What kind of research (if any) did you have to do for this book?
Since the book quickly leaves Arizona (my home state) and heads to the Arctic, Boston, Egypt, and Oxford–all places that I’ve never been–I had to do a ton of research. I actually planned a trip to Egypt, but then the political situation there blew up, and I couldn’t go. Instead, I read books on Egypt, watched documentaries, (I think I’ve seen every one on Netflix and Youtube) and used google maps to plot out routes.
I wrote some Egyptian history and mythology into the book too. I like studying history–but Egypt has 5,000 years worth. 5,000 years! It wasn’t a quick or simple task.
Most likely to __________ in high school?
Write about high school forever. Or at least that’s what it feels like now. I swear, I’ve spent more time imagining high school for my fictional characters than I actually spent there.

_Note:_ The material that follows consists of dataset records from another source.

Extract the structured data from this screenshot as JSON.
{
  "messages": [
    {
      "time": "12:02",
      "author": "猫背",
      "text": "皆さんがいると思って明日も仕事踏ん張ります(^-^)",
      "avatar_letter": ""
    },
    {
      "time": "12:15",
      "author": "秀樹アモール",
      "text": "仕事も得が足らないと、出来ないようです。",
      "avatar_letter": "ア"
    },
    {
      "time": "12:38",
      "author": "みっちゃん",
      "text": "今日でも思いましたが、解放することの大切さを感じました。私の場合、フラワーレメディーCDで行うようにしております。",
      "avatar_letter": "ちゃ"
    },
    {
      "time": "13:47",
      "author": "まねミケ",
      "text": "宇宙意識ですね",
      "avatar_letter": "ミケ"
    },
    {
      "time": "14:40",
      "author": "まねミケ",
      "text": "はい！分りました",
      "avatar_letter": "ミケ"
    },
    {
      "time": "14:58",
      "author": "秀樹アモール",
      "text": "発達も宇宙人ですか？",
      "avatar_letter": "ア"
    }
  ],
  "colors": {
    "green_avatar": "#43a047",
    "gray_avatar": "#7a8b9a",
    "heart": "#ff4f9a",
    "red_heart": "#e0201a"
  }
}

If you could go back and talk to yourself when you were writing your first book, what advice would you offer?
Get a marketing degree. You think your job is just to write the book, but no, no it’s not. Authors are supposed to be promotion machines too. Only no one ever tells you how to do that.
What can your readers expect from you next?
I’ve been working on the third Fairy Godmother book, so that should be out this fall. It’s a story of an incompetent fairy godmother and the girl she sends to be part of The Little Mermaid story and then The Twelve Dancing Princesses fairy tale. Fun stuff.
Is there anything else you’d like to share with us?
If you like my Janette Rallison book, be sure to read my CJ Hill books too!
Thanks Janette, for joining us today and good luck with the third Fairy Godmother book.
Son of War Daughter of Chaos
Aislynn is accustomed to watching for the enemy. Her parents instructed her from the time she was young to look for the signs: people with greater than normal strength, eyes that can glow green, and have the ability to jump long distances. Over the years, Aislynn has come to view her parents’ fears as quirks—things that get in the way of having a normal high school life.
When Aislynn’s mother dies under suspicious conditions, her father doubles his restrictions. But all his precautions can’t stop the boy with glowing green eyes from finding Aislynn. She realizes too late she’s been drafted into an ancient Egyptian war, whether she’s prepared or not.